深入剖析SolrCloud（四）

本文轉載自查看原文 2012-02-29 00:07 9125 Java

在上一篇中介紹了連接Zookeeper集群的方法，這一篇將圍繞一個有趣的話題---來展開，這就是Replication（索引復制），關於Solr Replication的詳細介紹，可以參考http://wiki.apache.org/solr/SolrReplication。

在開始這個話題之前，先從我最近在應用中引入solr的master/slave架構時，遇到的一個讓我困擾的實際問題。

應用場景簡單描述如下：

1）首先master節點下載索引分片，然后創建配置文件，加入master節點的replication配置片段，再對索引分片進行合並(關於mergeIndex，可以參考http://wiki.apache.org/solr/MergingSolrIndexes)，然后利用上述配置文件和索引數據去創建一個solr核。

2）slave節點創建配置文件，加入slave節點的replication配置片段，創建一個空的solr核，等待從master節點進行索引數據同步

出現的問題：slave節點沒有從master節點同步到數據。

問題分析：

1）首先檢查master節點，獲取最新的可復制索引的版本號，

http://master_host:port/solr/replication?command=indexversion

發現返回的索引版本號是0，這說明mater節點根本沒有觸發replication動作，

2）為了確認上述判斷，在slave節點上進一步查看replication的詳細信息

http://slave_host:port/solr/replication?command=details

發現確實如此，盡管master節點的索引版本號和slave節點的索引版本號不一致，但索引卻沒有同步過來，再分別查看master節點和slave節點的日志，發現索引復制動作確實沒有開始。

綜上所述，確實是master節點沒有觸發索引復制動作，那究竟是為何呢？

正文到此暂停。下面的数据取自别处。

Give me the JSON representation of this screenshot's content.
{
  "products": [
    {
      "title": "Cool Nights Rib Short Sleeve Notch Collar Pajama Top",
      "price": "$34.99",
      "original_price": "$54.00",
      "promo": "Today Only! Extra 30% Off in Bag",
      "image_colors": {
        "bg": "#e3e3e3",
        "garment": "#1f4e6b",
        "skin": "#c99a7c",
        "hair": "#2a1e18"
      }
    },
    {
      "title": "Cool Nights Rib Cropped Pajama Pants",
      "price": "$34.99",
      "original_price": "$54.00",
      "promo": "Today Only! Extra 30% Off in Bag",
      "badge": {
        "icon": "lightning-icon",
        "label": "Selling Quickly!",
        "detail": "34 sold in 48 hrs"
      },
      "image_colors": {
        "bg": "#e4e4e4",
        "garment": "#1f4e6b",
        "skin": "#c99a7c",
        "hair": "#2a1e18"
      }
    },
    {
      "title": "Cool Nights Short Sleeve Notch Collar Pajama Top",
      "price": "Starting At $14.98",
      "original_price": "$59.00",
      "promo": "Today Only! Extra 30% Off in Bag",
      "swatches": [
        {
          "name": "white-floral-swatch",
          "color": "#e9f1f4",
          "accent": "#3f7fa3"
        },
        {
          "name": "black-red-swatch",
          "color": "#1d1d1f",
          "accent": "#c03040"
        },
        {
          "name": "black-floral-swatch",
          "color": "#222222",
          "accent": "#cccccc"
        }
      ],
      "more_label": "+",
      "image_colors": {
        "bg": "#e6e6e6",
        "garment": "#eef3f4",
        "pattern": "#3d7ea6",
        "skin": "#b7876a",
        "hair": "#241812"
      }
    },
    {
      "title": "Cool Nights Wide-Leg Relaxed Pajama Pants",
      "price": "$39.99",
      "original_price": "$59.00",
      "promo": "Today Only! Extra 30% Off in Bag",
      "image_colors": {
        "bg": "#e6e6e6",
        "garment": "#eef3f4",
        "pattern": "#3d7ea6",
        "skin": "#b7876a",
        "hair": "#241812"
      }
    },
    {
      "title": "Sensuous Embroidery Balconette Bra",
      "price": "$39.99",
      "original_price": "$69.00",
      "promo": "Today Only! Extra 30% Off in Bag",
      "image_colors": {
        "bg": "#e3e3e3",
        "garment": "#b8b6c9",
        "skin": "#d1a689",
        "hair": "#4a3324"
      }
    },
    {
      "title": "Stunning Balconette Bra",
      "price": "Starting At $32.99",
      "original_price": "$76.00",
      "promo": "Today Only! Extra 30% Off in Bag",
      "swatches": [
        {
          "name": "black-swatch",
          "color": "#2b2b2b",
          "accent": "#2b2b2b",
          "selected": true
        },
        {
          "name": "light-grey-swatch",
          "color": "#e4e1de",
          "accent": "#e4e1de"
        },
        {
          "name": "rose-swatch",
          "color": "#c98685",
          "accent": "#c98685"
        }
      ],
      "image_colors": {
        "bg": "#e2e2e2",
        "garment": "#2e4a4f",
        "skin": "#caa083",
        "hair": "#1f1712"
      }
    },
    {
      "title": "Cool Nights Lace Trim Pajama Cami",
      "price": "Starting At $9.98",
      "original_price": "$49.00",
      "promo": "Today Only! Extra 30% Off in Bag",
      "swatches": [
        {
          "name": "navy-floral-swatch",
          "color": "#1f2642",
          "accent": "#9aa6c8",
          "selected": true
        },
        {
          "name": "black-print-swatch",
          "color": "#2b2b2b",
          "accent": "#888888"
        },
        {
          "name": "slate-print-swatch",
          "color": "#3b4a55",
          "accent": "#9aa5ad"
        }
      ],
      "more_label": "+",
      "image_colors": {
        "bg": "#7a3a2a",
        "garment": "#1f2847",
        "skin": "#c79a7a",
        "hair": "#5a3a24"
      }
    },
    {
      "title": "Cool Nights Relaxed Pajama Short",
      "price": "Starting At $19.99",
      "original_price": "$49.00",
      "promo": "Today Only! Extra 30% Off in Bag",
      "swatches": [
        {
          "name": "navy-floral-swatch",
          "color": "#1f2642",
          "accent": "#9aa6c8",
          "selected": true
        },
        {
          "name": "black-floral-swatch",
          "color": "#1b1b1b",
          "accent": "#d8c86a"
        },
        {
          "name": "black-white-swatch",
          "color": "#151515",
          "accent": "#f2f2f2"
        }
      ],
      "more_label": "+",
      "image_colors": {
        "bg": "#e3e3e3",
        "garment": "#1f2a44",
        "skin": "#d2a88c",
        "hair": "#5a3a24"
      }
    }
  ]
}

先將原因擺出來，后面會通過源碼的分析來加以說明。

原因：solr合並索引時，不管你是通過mergeindexes的http命令，還是調用底層lucene的IndexWriter，記得最后一定要提交一個commit，否則，不僅索引不僅不會對查詢可見，更是對於master/slave架構的solr集群來說，master節點的replication動作不會觸發，因為indexversion沒有感知到變化。

好了，下面開始對Solr的Replication的分析。

Solr容器在加載solr核的時候，會對已經注冊的各個實現SolrCoreAware接口的Handler進行回調，調用其inform方法。

對於ReplicationHandler來說，就是在這里對自己是屬於master節點還是slave節點進行判斷，若是slave節點，則創建一個SnapPuller對象，定時負責從master節點主動拉索引數據下來；若是master節點，則只設置相應的參數。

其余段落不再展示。